New jobless claims sank to a six-year low last week, according to the Department of Labor. The number of U.S. workers filing for first-time unemployment benefits fell to 271,000 from a revised 307,000 the prior week.
This was the largest one-week drop since late September, according to Reuters. As a result, initial jobless claims dropped to their lowest level since April 2000, when they were 257,000, the wire service noted. The four-week moving average also fell 12,000, to 299,000, the lowest level since October 2000.
Pierre Ellis, senior economist at Decision Economics in New York, told Reuters: “There was a big decline in new claims and a very large drop in the number of continuing claims….This is a volatile series, so there is the potential that claims could rise next week.

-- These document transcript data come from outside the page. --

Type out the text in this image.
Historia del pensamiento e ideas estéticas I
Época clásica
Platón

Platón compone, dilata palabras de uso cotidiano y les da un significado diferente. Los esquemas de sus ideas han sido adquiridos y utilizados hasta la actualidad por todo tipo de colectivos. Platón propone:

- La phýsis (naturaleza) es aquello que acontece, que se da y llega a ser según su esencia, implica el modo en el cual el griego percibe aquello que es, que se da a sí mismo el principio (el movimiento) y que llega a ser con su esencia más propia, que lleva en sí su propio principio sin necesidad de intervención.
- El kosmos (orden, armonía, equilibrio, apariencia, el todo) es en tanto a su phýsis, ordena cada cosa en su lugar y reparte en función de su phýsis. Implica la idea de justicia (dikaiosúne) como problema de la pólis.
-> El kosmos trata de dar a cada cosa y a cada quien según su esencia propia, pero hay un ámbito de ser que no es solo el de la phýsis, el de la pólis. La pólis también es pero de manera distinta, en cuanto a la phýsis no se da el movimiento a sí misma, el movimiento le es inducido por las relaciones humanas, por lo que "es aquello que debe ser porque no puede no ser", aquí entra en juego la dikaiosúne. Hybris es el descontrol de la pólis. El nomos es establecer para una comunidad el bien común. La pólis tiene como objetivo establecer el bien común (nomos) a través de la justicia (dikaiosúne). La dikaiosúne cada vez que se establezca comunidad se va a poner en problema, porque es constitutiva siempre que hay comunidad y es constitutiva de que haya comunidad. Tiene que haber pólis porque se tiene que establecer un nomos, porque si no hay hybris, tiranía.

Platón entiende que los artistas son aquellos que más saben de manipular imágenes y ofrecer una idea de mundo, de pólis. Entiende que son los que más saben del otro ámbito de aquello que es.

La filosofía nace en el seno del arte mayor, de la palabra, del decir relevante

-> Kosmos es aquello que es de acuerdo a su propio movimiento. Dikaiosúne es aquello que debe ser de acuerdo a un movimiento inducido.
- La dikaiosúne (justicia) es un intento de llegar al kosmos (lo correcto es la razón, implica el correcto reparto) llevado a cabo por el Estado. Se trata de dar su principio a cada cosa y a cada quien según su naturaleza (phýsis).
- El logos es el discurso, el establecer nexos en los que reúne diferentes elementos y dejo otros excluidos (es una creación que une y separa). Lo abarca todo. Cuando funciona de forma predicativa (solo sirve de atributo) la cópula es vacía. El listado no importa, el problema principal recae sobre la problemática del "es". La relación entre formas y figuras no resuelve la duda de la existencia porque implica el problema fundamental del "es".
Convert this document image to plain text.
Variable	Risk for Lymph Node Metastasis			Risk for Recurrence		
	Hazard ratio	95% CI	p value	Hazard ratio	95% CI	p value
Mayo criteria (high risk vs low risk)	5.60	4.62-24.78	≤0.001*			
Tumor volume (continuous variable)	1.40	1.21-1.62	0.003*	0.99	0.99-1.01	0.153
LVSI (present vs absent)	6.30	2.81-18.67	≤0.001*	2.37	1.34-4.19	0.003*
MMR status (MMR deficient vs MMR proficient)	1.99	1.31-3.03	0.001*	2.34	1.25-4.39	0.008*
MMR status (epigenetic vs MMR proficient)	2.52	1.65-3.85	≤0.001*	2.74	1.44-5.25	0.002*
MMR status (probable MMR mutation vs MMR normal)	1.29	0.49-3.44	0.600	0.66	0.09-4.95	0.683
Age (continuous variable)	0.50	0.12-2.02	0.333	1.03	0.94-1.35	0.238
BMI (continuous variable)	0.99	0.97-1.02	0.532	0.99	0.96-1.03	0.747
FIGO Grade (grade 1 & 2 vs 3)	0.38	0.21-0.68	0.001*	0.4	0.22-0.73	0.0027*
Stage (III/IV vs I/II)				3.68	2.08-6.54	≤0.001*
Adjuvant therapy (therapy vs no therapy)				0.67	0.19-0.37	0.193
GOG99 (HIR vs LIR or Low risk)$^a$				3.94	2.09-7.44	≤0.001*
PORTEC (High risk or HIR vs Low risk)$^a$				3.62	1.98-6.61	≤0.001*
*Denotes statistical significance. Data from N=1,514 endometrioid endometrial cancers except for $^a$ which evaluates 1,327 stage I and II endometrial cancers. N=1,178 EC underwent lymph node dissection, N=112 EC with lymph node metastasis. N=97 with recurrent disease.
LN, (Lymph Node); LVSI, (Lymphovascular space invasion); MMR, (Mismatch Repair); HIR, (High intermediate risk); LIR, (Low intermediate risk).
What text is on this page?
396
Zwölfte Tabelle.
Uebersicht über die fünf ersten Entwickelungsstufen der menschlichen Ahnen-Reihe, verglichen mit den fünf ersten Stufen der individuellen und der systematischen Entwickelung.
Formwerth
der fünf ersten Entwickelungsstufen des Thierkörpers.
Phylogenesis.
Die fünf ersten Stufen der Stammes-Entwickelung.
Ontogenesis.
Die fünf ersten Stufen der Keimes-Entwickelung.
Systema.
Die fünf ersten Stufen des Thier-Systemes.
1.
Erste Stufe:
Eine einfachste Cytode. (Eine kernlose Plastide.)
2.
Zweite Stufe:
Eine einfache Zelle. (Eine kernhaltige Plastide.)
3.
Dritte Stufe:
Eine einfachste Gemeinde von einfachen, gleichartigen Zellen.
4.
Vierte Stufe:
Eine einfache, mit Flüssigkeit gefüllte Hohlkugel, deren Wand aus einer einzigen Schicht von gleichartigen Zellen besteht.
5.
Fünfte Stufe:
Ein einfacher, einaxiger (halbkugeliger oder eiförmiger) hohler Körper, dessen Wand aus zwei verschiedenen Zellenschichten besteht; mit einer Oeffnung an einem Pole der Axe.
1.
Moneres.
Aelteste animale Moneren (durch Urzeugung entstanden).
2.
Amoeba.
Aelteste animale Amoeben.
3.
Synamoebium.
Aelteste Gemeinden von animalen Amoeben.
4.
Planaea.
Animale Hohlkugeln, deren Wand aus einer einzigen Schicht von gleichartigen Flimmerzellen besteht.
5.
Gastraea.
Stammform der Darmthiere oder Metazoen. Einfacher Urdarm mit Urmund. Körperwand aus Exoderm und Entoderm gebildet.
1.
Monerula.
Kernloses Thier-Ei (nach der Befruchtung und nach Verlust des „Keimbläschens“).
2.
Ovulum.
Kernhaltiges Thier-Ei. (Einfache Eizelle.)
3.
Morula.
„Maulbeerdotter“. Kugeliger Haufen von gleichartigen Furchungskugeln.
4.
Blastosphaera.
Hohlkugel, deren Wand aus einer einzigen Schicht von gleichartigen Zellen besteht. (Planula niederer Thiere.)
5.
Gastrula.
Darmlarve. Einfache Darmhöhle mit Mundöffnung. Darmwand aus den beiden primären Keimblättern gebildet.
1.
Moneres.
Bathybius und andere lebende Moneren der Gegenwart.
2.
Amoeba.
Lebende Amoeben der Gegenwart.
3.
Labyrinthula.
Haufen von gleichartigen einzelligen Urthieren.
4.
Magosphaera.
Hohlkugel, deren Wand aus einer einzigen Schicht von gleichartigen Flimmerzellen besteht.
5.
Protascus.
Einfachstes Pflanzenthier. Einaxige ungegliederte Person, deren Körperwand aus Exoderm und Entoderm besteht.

But the bottom line is the labor market is not weakening and is probably strengthening.”
Also encouraging: The number of people still on the jobless rolls after their first week of receiving aid dropped by 158,000, to 2.53 million, in the seven days ended January 7, the latest week for which this data is available.
Housing starts, on the other hand, fell 8.9 percent in December, to an annual rate of 1.933 million units, which was below Wall Street estimates. This could suggest a slowdown in the overall market.
“As long as mortgage rates don’t spike, we might expect a slow moderation in the market,” Joel Naroff, chief economist at Naroff Economic Advisors, told Reuters. “But if rates do pop, watch out.”